Generation Me [Speed Summary]
- Generation Me: Why Today’s Young Americans Are More Confident, Assertive, Entitled – and More Miserable Than Ever Before
- Author: Dr. Jean M. Twenge
- Publisher: Free Press
- Publication: 2007
Marketing to Gen Y is no longer about youth marketing. In 2014 Gen Y (variously dubbed GenMe, The Entitlement Generation, Millennials or NetGen – b. 1980-2000) is today’s new adult consumer. What are their core values, and how do we market effectively to them? Psychologist Dr Jean Twenge’s classic «Generation Me», provides some essential evidence-led insights – and we add the marketing «So What?» for connecting with today’s new adults.
- «Need for Approval» no more – It’s my my way or the high way – a firm belief in self-expression; and the idea that the only person you need to impress is yourself.
- The Marketing «So What?», Opportunity to sell self-fulfilment and self-navigation, whilst using humour to point out the folly of blindly following the rules, norms and etiquette of others.
- Assert Yourself, Love Yourself – It’s all about me, a culture focused on the self, self-gratification and self-esteem giving rise to a generation of narcissists – believing we are special, entitled and superior.
- The Marketing «So What?» Powerful value propositions for GenMe are «Follow your Dreams» and «Because I’m Worth it»
- Rise in The Empowered Self – We can be anything we want to be.
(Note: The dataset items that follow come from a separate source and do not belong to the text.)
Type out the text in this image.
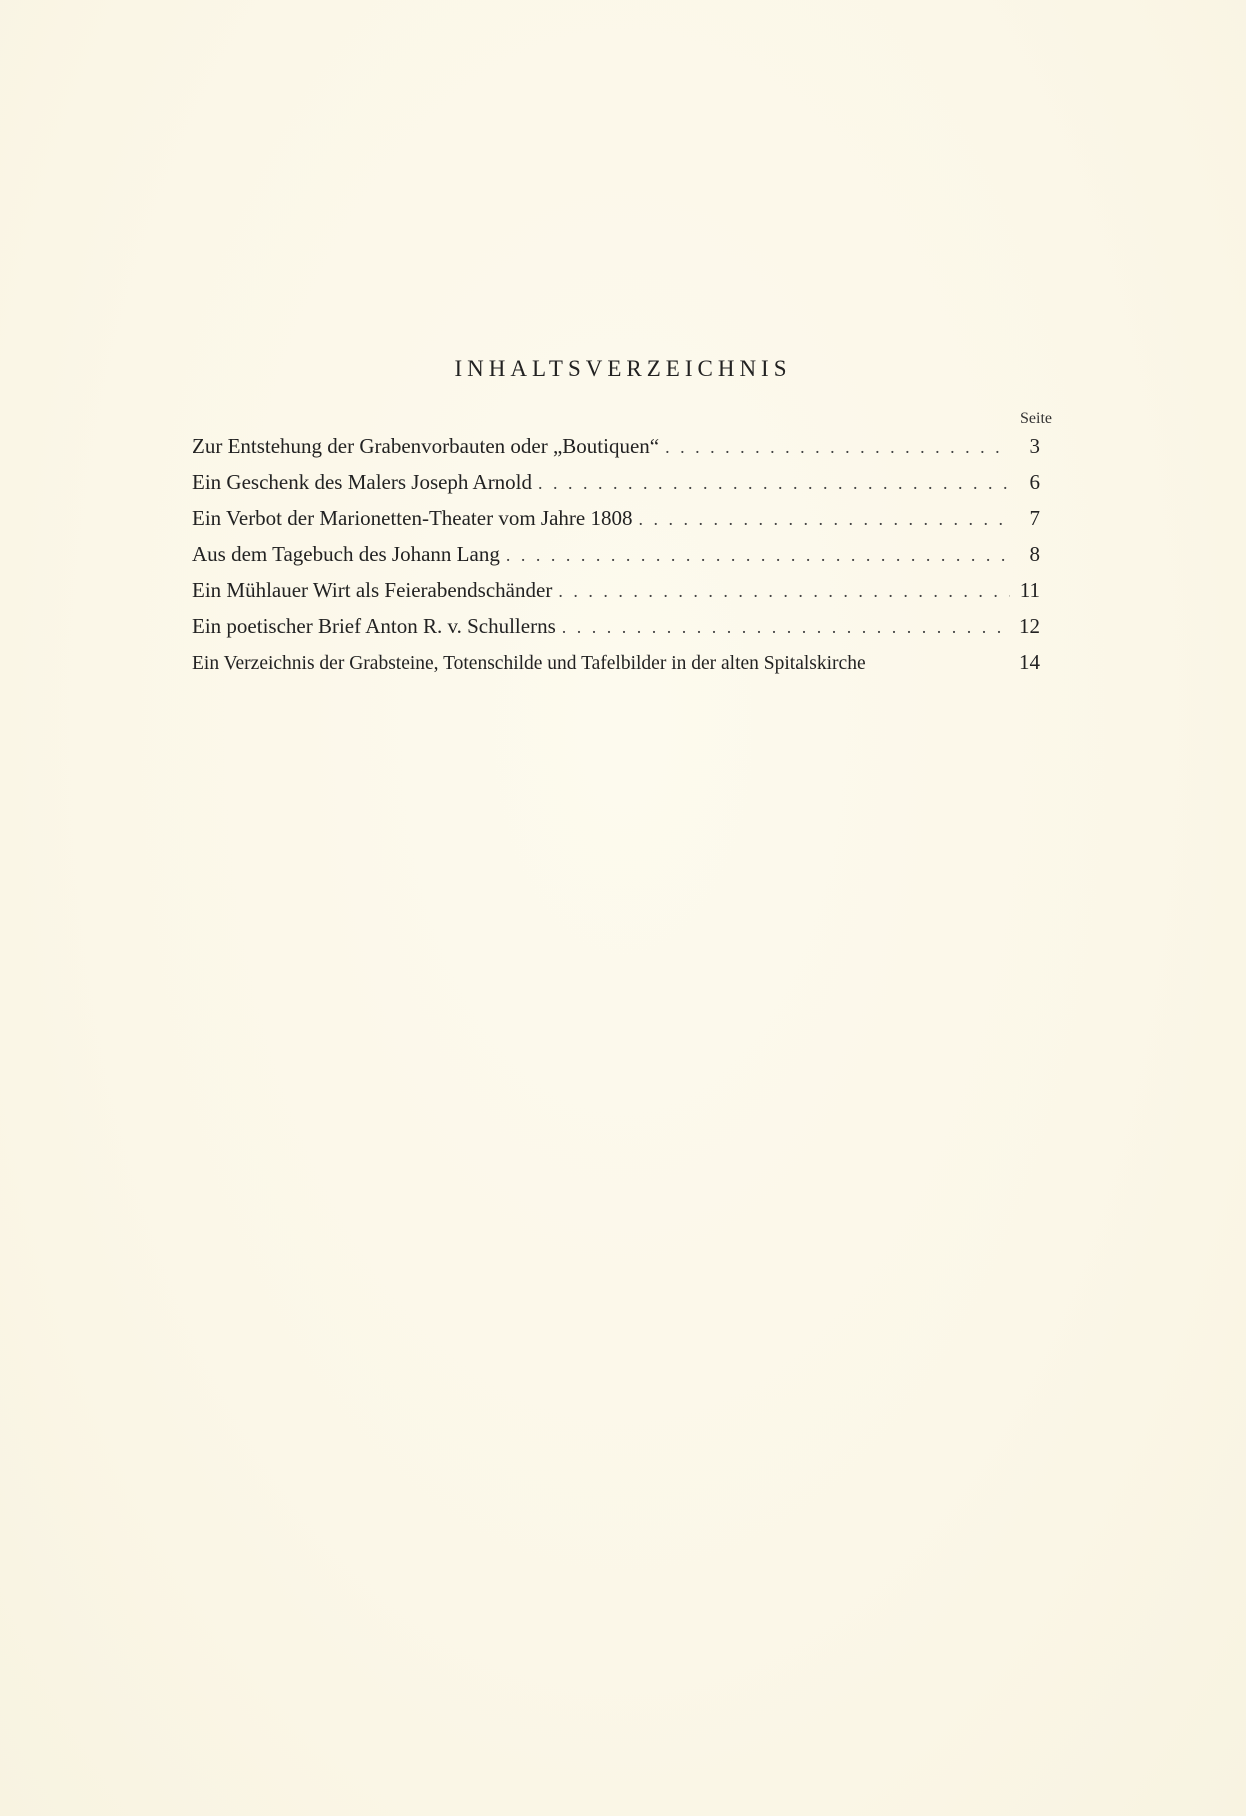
INHALTSVERZEICHNIS
Seite
Zur Entstehung der Grabenvorbauten oder „Boutiquen“ . . .	3
Ein Geschenk des Malers Joseph Arnold . . .	6
Ein Verbot der Marionetten-Theater vom Jahre 1808 . . .	7
Aus dem Tagebuch des Johann Lang . . .	8
Ein Mühlauer Wirt als Feierabendschänder . . .	11
Ein poetischer Brief Anton R. v. Schullerns . . .	12
Ein Verzeichnis der Grabsteine, Totenschilde und Tafelbilder in der alten Spitalskirche	14
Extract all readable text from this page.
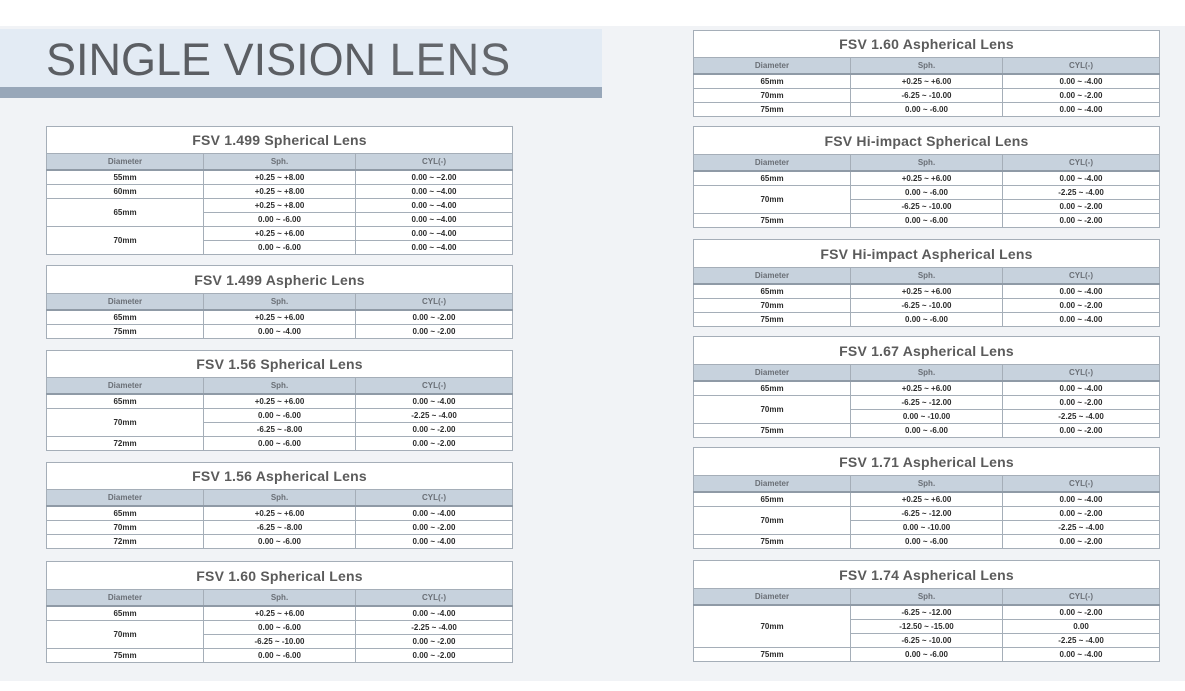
SINGLE VISION LENS
FSV 1.499 Spherical Lens		
Diameter	Sph.	CYL(-)
55mm	+0.25 ~ +8.00	0.00 ~ −2.00
60mm	+0.25 ~ +8.00	0.00 ~ −4.00
65mm	+0.25 ~ +8.00	0.00 ~ −4.00
	0.00 ~ -6.00	0.00 ~ −4.00
70mm	+0.25 ~ +6.00	0.00 ~ −4.00
	0.00 ~ -6.00	0.00 ~ −4.00
FSV 1.499 Aspheric Lens		
Diameter	Sph.	CYL(-)
65mm	+0.25 ~ +6.00	0.00 ~ -2.00
75mm	0.00 ~ -4.00	0.00 ~ -2.00
FSV 1.56 Spherical Lens		
Diameter	Sph.	CYL(-)
65mm	+0.25 ~ +6.00	0.00 ~ -4.00
70mm	0.00 ~ -6.00	-2.25 ~ -4.00
	-6.25 ~ -8.00	0.00 ~ -2.00
72mm	0.00 ~ -6.00	0.00 ~ -2.00
FSV 1.56 Aspherical Lens		
Diameter	Sph.	CYL(-)
65mm	+0.25 ~ +6.00	0.00 ~ -4.00
70mm	-6.25 ~ -8.00	0.00 ~ -2.00
72mm	0.00 ~ -6.00	0.00 ~ -4.00
FSV 1.60 Spherical Lens		
Diameter	Sph.	CYL(-)
65mm	+0.25 ~ +6.00	0.00 ~ -4.00
70mm	0.00 ~ -6.00	-2.25 ~ -4.00
	-6.25 ~ -10.00	0.00 ~ -2.00
75mm	0.00 ~ -6.00	0.00 ~ -2.00
FSV 1.60 Aspherical Lens		
Diameter	Sph.	CYL(-)
65mm	+0.25 ~ +6.00	0.00 ~ -4.00
70mm	-6.25 ~ -10.00	0.00 ~ -2.00
75mm	0.00 ~ -6.00	0.00 ~ -4.00
FSV Hi-impact Spherical Lens		
Diameter	Sph.	CYL(-)
65mm	+0.25 ~ +6.00	0.00 ~ -4.00
70mm	0.00 ~ -6.00	-2.25 ~ -4.00
	-6.25 ~ -10.00	0.00 ~ -2.00
75mm	0.00 ~ -6.00	0.00 ~ -2.00
FSV Hi-impact Aspherical Lens		
Diameter	Sph.	CYL(-)
65mm	+0.25 ~ +6.00	0.00 ~ -4.00
70mm	-6.25 ~ -10.00	0.00 ~ -2.00
75mm	0.00 ~ -6.00	0.00 ~ -4.00
FSV 1.67 Aspherical Lens		
Diameter	Sph.	CYL(-)
65mm	+0.25 ~ +6.00	0.00 ~ -4.00
70mm	-6.25 ~ -12.00	0.00 ~ -2.00
	0.00 ~ -10.00	-2.25 ~ -4.00
75mm	0.00 ~ -6.00	0.00 ~ -2.00
FSV 1.71 Aspherical Lens		
Diameter	Sph.	CYL(-)
65mm	+0.25 ~ +6.00	0.00 ~ -4.00
70mm	-6.25 ~ -12.00	0.00 ~ -2.00
	0.00 ~ -10.00	-2.25 ~ -4.00
75mm	0.00 ~ -6.00	0.00 ~ -2.00
FSV 1.74 Aspherical Lens		
Diameter	Sph.	CYL(-)
70mm	-6.25 ~ -12.00	0.00 ~ -2.00
	-12.50 ~ -15.00	0.00
	-6.25 ~ -10.00	-2.25 ~ -4.00
75mm	0.00 ~ -6.00	0.00 ~ -4.00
A firm belief that dreams can become reality, that we can have it all – fun, fame, fortune and fulfilment
- The Marketing «So What?» – Selling the dream, self-expressions and access to the best things in life.
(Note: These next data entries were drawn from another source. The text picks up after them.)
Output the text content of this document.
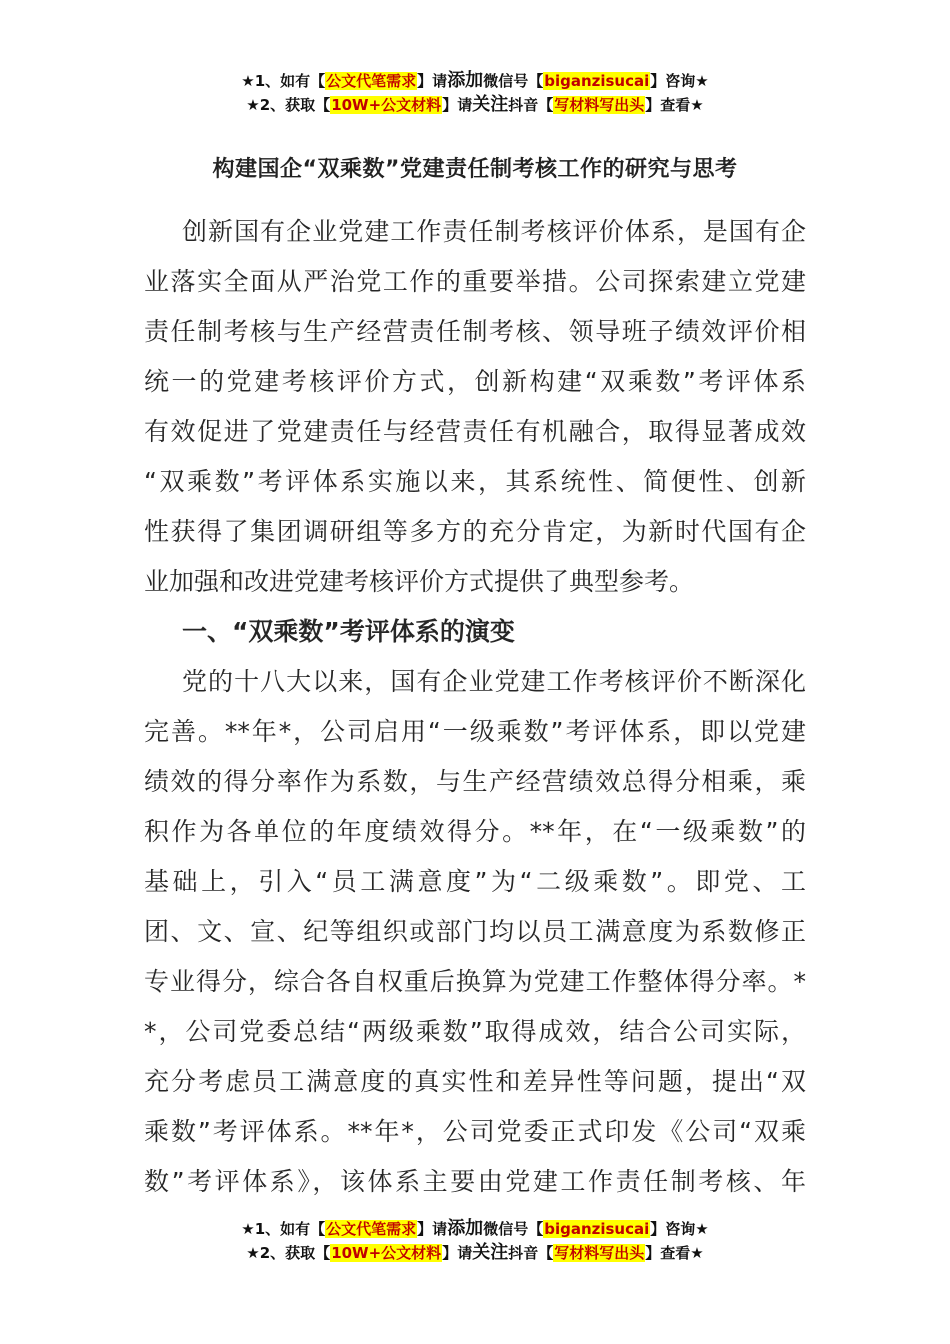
★1、如有【公文代笔需求】请添加微信号【biganzisucai】咨询★
★2、获取【10W+公文材料】请关注抖音【写材料写出头】查看★
构建国企“双乘数”党建责任制考核工作的研究与思考
创新国有企业党建工作责任制考核评价体系，是国有企
业落实全面从严治党工作的重要举措。公司探索建立党建
责任制考核与生产经营责任制考核、领导班子绩效评价相
统一的党建考核评价方式，创新构建“双乘数”考评体系
有效促进了党建责任与经营责任有机融合，取得显著成效
“双乘数”考评体系实施以来，其系统性、简便性、创新
性获得了集团调研组等多方的充分肯定，为新时代国有企
业加强和改进党建考核评价方式提供了典型参考。
一、“双乘数”考评体系的演变
党的十八大以来，国有企业党建工作考核评价不断深化
完善。**年*，公司启用“一级乘数”考评体系，即以党建
绩效的得分率作为系数，与生产经营绩效总得分相乘，乘
积作为各单位的年度绩效得分。**年，在“一级乘数”的
基础上，引入“员工满意度”为“二级乘数”。即党、工
团、文、宣、纪等组织或部门均以员工满意度为系数修正
专业得分，综合各自权重后换算为党建工作整体得分率。*
*，公司党委总结“两级乘数”取得成效，结合公司实际，
充分考虑员工满意度的真实性和差异性等问题，提出“双
乘数”考评体系。**年*，公司党委正式印发《公司“双乘
数”考评体系》，该体系主要由党建工作责任制考核、年
★1、如有【公文代笔需求】请添加微信号【biganzisucai】咨询★
★2、获取【10W+公文材料】请关注抖音【写材料写出头】查看★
- The Rise of Anxiety – Stress, anxiety and depression are on the rise for GenMe, as is suicide; a self-focused generation leads to freedom, but also loneliness and pressure to stand alone.
- The Marketing «So What?» – We are a generation open to faux-nostalgia, security and longing for connections. Your brand as a security blanket
- A Rise in Apathy – Declining belief in the efficacy of hard work and sacrifice combines with a fading confidence in the power of collective action leads to a rise in cynicism, fall in sense of personal responsibility and civic engagement.
- The Marketing «So What?» Countering the «adult shock» that that we are powerless to control the world as we controlled our parents by selling ‘control’ and ‘power’
- The Sexualized Self – GenMe became sexually active far earlier than Boomers; exploring sexuality as a right and freedom. Sexual behaviour becoming increasingly disconnected from emotional involvement, with the Internet facilitating unfettered access to ‘adult’ content.
- The Marketing «So What?» – We’re looking for the re-enchantment of relationships and intimacy.
- Diversity. Whatever. – Abandoning of prejudice, persecution and traditional moral authority about gender, race and sexual orientation. Corresponding rise in tolerance and acceptance. But it’s no big deal.
- The Marketing «So What?» – Opportunity for a new – more playful – identity marketing, about pride, choice and freedom.
The BG Take
Evidence-led, using comparative cross-generational US data from 1.2 million young people, Twenge has changed how we think and market to Gen Y. Earlier opinions, based more on hope, optimism and conservative fantasy than facts saw this ‘Millennial’ generation as ‘echo-boomers’ reflecting the traditional values and ethics of the post-war generation. For us, the big insight in Generation Me is that this is a generation suffering from «Adult Shock» – where naive childhood optimism about ourselves and our place in the world gives way to the hard realities of competitive and alienating workplaces, exorbitant living costs and the pressure to perform.